14. A providential storm swept the camp in August 1864
Throughout the early summer of 1864, the weather around Andersonville remained hot and dry. The Stockade Branch slowed to a trickle, and the water holes, dug as cisterns to collect rainwater, dried up. By the first week of August, the lack of water became critical, both within Camp Sumter and in the surrounding area. On August 9, in the early evening, a storm arose which released its fury throughout the night. Heavy rains raised the creeks outside the stockade and finally entered the stockade in a torrent. The rushing water knocked down the stockade where it entered and again where it exited the camp. The water scoured the creek bed and the surrounding marsh. Prisoners leapt into the flood to recover wood being washed away. The Confederate guards were forced to endure the storm in battle lines to prevent prisoners from fleeing the stockade.
Uprooting some of the stockade revealed an underground spring, previously undiscovered. Before the storm had ended the water from the spring was diverted into the compound. When the storm ended, Stockade Branch and its feeders had been cleaned of the filth with which they had been polluted. The stream soon returned to its fetid condition, but the diverted spring provided a source of water other than that of the creeks.

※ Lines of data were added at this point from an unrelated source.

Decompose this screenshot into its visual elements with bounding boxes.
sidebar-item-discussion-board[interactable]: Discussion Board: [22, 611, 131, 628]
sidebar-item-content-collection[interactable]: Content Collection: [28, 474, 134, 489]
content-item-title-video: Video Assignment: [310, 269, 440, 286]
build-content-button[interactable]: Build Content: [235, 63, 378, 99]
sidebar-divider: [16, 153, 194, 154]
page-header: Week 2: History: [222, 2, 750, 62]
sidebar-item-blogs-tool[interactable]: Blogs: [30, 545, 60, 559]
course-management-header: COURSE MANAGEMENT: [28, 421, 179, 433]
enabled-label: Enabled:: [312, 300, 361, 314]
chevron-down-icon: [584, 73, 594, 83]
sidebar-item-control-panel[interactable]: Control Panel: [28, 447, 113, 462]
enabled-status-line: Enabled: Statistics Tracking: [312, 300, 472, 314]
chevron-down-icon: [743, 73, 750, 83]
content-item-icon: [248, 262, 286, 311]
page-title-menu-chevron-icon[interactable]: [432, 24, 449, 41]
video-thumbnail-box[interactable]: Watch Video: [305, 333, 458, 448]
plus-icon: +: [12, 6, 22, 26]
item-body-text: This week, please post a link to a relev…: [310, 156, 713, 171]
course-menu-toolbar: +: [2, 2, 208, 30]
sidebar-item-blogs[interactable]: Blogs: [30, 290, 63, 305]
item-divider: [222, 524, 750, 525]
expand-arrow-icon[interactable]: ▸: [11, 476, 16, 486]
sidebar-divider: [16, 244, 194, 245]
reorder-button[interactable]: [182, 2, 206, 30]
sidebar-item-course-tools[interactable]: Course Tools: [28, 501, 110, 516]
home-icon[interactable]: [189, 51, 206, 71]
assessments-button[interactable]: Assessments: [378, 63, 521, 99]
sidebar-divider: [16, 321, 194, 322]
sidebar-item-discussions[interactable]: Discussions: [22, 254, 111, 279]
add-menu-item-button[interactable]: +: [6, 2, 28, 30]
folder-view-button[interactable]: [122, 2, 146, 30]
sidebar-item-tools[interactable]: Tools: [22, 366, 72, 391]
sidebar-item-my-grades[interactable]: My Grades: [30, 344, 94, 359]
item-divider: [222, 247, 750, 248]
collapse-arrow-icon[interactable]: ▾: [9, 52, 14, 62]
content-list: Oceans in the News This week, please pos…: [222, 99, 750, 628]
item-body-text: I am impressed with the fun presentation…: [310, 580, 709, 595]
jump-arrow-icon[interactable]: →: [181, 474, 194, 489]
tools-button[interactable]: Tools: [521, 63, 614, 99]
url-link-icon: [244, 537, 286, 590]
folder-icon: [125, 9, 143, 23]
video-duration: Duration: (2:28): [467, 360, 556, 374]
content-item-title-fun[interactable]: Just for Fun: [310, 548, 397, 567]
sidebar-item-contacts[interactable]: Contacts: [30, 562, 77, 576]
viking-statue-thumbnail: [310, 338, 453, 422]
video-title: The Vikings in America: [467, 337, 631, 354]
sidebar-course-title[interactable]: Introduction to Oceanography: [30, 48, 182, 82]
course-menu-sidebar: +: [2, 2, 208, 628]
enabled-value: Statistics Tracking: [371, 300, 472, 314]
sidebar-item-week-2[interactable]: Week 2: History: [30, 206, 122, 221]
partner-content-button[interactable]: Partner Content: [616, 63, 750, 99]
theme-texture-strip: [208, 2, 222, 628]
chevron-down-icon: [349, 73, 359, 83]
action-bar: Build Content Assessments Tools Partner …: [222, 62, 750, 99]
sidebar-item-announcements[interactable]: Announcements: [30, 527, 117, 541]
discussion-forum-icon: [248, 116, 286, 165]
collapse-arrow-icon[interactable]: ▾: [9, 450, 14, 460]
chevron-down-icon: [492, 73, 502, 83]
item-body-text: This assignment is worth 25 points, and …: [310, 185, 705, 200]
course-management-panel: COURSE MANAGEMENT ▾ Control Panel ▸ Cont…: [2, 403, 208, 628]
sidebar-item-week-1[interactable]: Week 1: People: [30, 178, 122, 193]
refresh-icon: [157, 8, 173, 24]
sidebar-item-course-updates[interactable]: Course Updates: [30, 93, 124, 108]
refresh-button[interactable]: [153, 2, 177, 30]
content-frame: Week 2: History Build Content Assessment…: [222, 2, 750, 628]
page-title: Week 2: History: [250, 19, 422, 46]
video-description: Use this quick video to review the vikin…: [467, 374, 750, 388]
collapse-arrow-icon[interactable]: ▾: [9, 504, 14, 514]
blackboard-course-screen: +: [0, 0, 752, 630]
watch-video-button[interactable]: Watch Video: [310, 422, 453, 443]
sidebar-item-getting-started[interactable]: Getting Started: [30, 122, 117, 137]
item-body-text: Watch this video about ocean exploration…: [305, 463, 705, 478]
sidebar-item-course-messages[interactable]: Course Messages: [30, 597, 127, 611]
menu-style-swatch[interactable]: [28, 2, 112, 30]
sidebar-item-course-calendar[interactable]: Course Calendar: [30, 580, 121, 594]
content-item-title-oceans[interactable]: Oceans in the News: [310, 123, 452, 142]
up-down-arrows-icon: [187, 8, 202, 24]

The prisoners name it Providence Spring. Following the storm, the stockade walls were repaired. Winder ordered a second stockade, some distance away and surrounding the first, erected later that month. He also received orders to begin reducing the population of Camp Sumter by transferring prisoners to other camps. Sherman’s approaching army and the possibility of cavalry raids inspired the Confederates to move their prisoners.